7. Glossary¶
- Apache TVM¶
An open source machine learning compiler framework for CPUs, GPUs, and other devices. It enables running and optimization of machine learning computations on such hardware.
- C7™ NPU¶
The C7™ Neural Processing Unit combines TI’s C7x DSP with the Matrix Multiplication Accelerator (MMA). It provides highly parallel deep learning instructions optimized for neural network inference. Also referred to as C7x+MMA in older documentation.
- calibration¶
The process of determining quantization parameters (scale and zero-point) for converting floating-point tensors to fixed-point representation. Calibration data should be representative of actual inference inputs.
- compute¶
A mathematical formula that specifies what an operator does.
- DMA¶
Direct Memory Access. Used by the C7™ NPU to efficiently transfer data between memory and processing units without CPU involvement.
- fat binary¶
A deployable module (.so file) that contains both TVM-generated code and embedded TIDL artifacts, allowing a single file to run inference.
- inference¶
The act of using a trained deep learning model to produce a prediction from input data.
- MMA¶
The Matrix Multiplication Accelerator (MMA) is a key hardware accelerator on TDA4/AM6x processors. The MMA provides highly parallel deep learning instructions. It is architected to optimize data flow management for deep learning, while minimizing power and external memory devices. The MMA is accessed as an extension of the C7x instruction set. Together with the C7x DSP, it forms the C7™ NPU.
- OpenVX¶
A cross-platform API for computer vision applications.
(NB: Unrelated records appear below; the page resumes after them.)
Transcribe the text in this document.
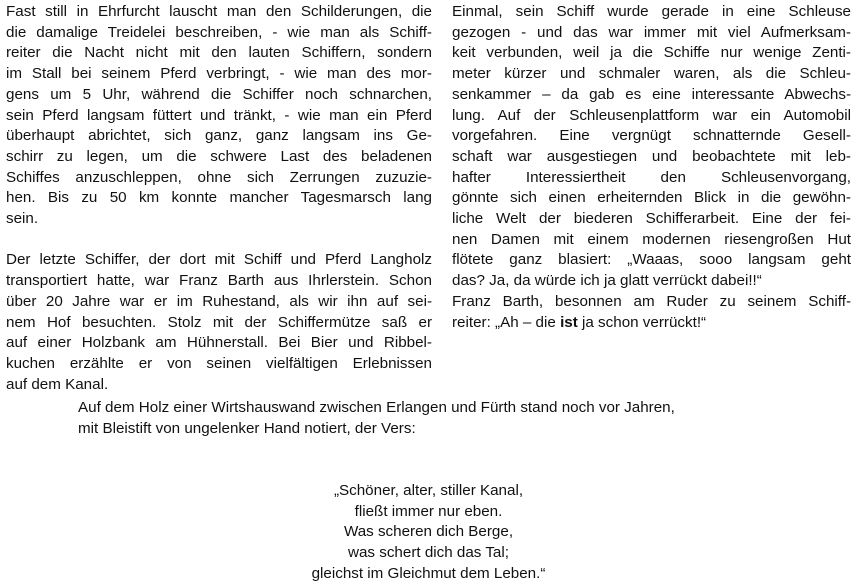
Fast still in Ehrfurcht lauscht man den Schilderungen, die
die damalige Treidelei beschreiben, - wie man als Schiff-
reiter die Nacht nicht mit den lauten Schiffern, sondern
im Stall bei seinem Pferd verbringt, - wie man des mor-
gens um 5 Uhr, während die Schiffer noch schnarchen,
sein Pferd langsam füttert und tränkt, - wie man ein Pferd
überhaupt abrichtet, sich ganz, ganz langsam ins Ge-
schirr zu legen, um die schwere Last des beladenen
Schiffes anzuschleppen, ohne sich Zerrungen zuzuzie-
hen. Bis zu 50 km konnte mancher Tagesmarsch lang
sein.
Der letzte Schiffer, der dort mit Schiff und Pferd Langholz
transportiert hatte, war Franz Barth aus Ihrlerstein. Schon
über 20 Jahre war er im Ruhestand, als wir ihn auf sei-
nem Hof besuchten. Stolz mit der Schiffermütze saß er
auf einer Holzbank am Hühnerstall. Bei Bier und Ribbel-
kuchen erzählte er von seinen vielfältigen Erlebnissen
auf dem Kanal.
Einmal, sein Schiff wurde gerade in eine Schleuse
gezogen - und das war immer mit viel Aufmerksam-
keit verbunden, weil ja die Schiffe nur wenige Zenti-
meter kürzer und schmaler waren, als die Schleu-
senkammer – da gab es eine interessante Abwechs-
lung. Auf der Schleusenplattform war ein Automobil
vorgefahren. Eine vergnügt schnatternde Gesell-
schaft war ausgestiegen und beobachtete mit leb-
hafter Interessiertheit den Schleusenvorgang,
gönnte sich einen erheiternden Blick in die gewöhn-
liche Welt der biederen Schifferarbeit. Eine der fei-
nen Damen mit einem modernen riesengroßen Hut
flötete ganz blasiert: „Waaas, sooo langsam geht
das? Ja, da würde ich ja glatt verrückt dabei!!“
Franz Barth, besonnen am Ruder zu seinem Schiff-
reiter: „Ah – die ist ja schon verrückt!“
Auf dem Holz einer Wirtshauswand zwischen Erlangen und Fürth stand noch vor Jahren,
mit Bleistift von ungelenker Hand notiert, der Vers:
„Schöner, alter, stiller Kanal,
fließt immer nur eben.
Was scheren dich Berge,
was schert dich das Tal;
gleichst im Gleichmut dem Leben.“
TI TVM uses OpenVX to dispatch TIDL subgraphs to the C7™ NPU during inference.
- Relay IR¶
TVM’s internal common representation for machine learning models.
- schedule¶
In TVM, a schedule specifies how to realize a computation via loop nests and data movement. Schedules can be tuned to optimize performance for specific hardware.
- Streaming Engine¶
A C7x hardware feature that prefetches data in predictable patterns, improving memory bandwidth utilization for vector operations.
- subgraphs¶
A subset of nodes in a model graph. In TI TVM, the model is partitioned into subgraphs: those that can be accelerated by TIDL run on the C7™ NPU, and the remainder execute via TVM code generation.
- TDA4 and AM6x families¶
The TDA4 and AM6x families include dual/quad Arm Cortex-A72/Cortex-A53 SoCs with C7™ NPU. They are designed for applications in deep-learning, vision and multimedia.
- TIDL¶
TI Deep Learning library is TI’s software ecosystem for deep learning algorithm (CNN) acceleration. It contains highly optimized implementations of common layers on C7™ NPU. TI TVM can offload supported computations to TIDL.
- TVM¶
Tensor Virtual Machine (TVM) is a compiler stack used to compile various deep learning models from different frameworks to specialized CPU, GPU or other accelerator architectures.